Fleet policy

Transactionally, sole supply is straightforward to administer and manage but almost always is not financially advantageous.

That’s the view of Ross Jackson, managing director of fleet management consultancy Fleet Operations, who says that the efficient management of a range of suppliers is the secret to cutting costs and not reliance on sole supply arrangements.

But with procurement departments increasingly involved in fleet purchasing decisions, it is often the company delivering the lowest price that comes with sole supply that will win the deal rather than the organisation offering the best value.

He explains: “A vehicle manufacturer may increase list prices by 4% and a contract hire company may pass that on entirely in a monthly rate increase. However, residual value movement and other factors may indicate that the real rate increase should only be 2.5%. As a result, fleet decision-makers who are less switched on will lose out with the supplier making additional profit.”

Pointing out that good account management is the key to managing fleet policy costs, Jackson says: “Fleets that opt for dual or multi-supply in terms of vehicles and other services limit the ability for suppliers to profiteer. As soon as one supplier becomes uncompetitive they will start to lose business.

“On average we have identified and delivered cost savings of around 10% by questioning the logic of relying on a sole supplier.
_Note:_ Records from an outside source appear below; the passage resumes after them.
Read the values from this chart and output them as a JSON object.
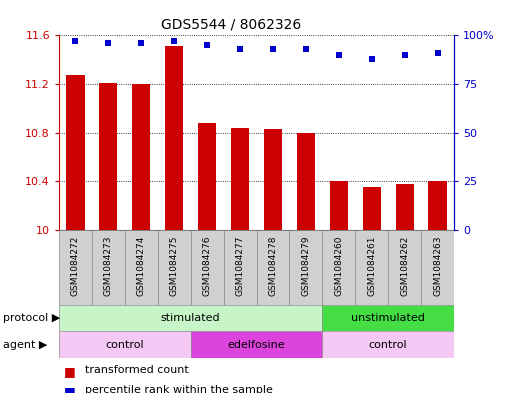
{
  "title": "GDS5544 / 8062326",
  "samples": [
    "GSM1084272",
    "GSM1084273",
    "GSM1084274",
    "GSM1084275",
    "GSM1084276",
    "GSM1084277",
    "GSM1084278",
    "GSM1084279",
    "GSM1084260",
    "GSM1084261",
    "GSM1084262",
    "GSM1084263"
  ],
  "bar_values": [
    11.27,
    11.21,
    11.2,
    11.51,
    10.88,
    10.84,
    10.83,
    10.8,
    10.4,
    10.35,
    10.38,
    10.4
  ],
  "dot_values": [
    97,
    96,
    96,
    97,
    95,
    93,
    93,
    93,
    90,
    88,
    90,
    91
  ],
  "bar_color": "#cc0000",
  "dot_color": "#0000cc",
  "ymin": 10.0,
  "ymax": 11.6,
  "y2min": 0,
  "y2max": 100,
  "yticks": [
    10.0,
    10.4,
    10.8,
    11.2,
    11.6
  ],
  "ytick_labels": [
    "10",
    "10.4",
    "10.8",
    "11.2",
    "11.6"
  ],
  "y2ticks": [
    0,
    25,
    50,
    75,
    100
  ],
  "y2tick_labels": [
    "0",
    "25",
    "50",
    "75",
    "100%"
  ],
  "protocol_groups": [
    {
      "label": "stimulated",
      "start": 0,
      "end": 8,
      "color": "#c8f5c8"
    },
    {
      "label": "unstimulated",
      "start": 8,
      "end": 12,
      "color": "#44dd44"
    }
  ],
  "agent_groups": [
    {
      "label": "control",
      "start": 0,
      "end": 4,
      "color": "#f5c8f5"
    },
    {
      "label": "edelfosine",
      "start": 4,
      "end": 8,
      "color": "#dd44dd"
    },
    {
      "label": "control",
      "start": 8,
      "end": 12,
      "color": "#f5c8f5"
    }
  ],
  "sample_box_color": "#d0d0d0",
  "legend_bar_label": "transformed count",
  "legend_dot_label": "percentile rank within the sample",
  "protocol_label": "protocol",
  "agent_label": "agent",
  "bar_width": 0.55
}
No matter how tight a contract is worded, fleets that have sole supply arrangements are at the mercy of those providers.”

With regards to vehicle replacement strategy, four-year policies are increasingly becoming the norm, according to Jackson, with 100,000 miles remaining a not-to-be-crossed benchmark figure.
Recently, fleets have typically moved from a three to a four-year cycle and by switching have been able to achieve a saving in operating costs of 8-10% while also ensuring employees are able to continue to have the same choice of cars despite manufacturer price rises.

But, says Jackson: “What happens in three or four years’ time I don’t know. But currently it is a way of underpinning costs and keeping the cost base in the same place.”

He is also detecting a movement by fleets back towards a more restrictive wholelife cost-based vehicle choice list that often may extend to one volume and one prestige manufacturer as businesses seek to leverage discounts.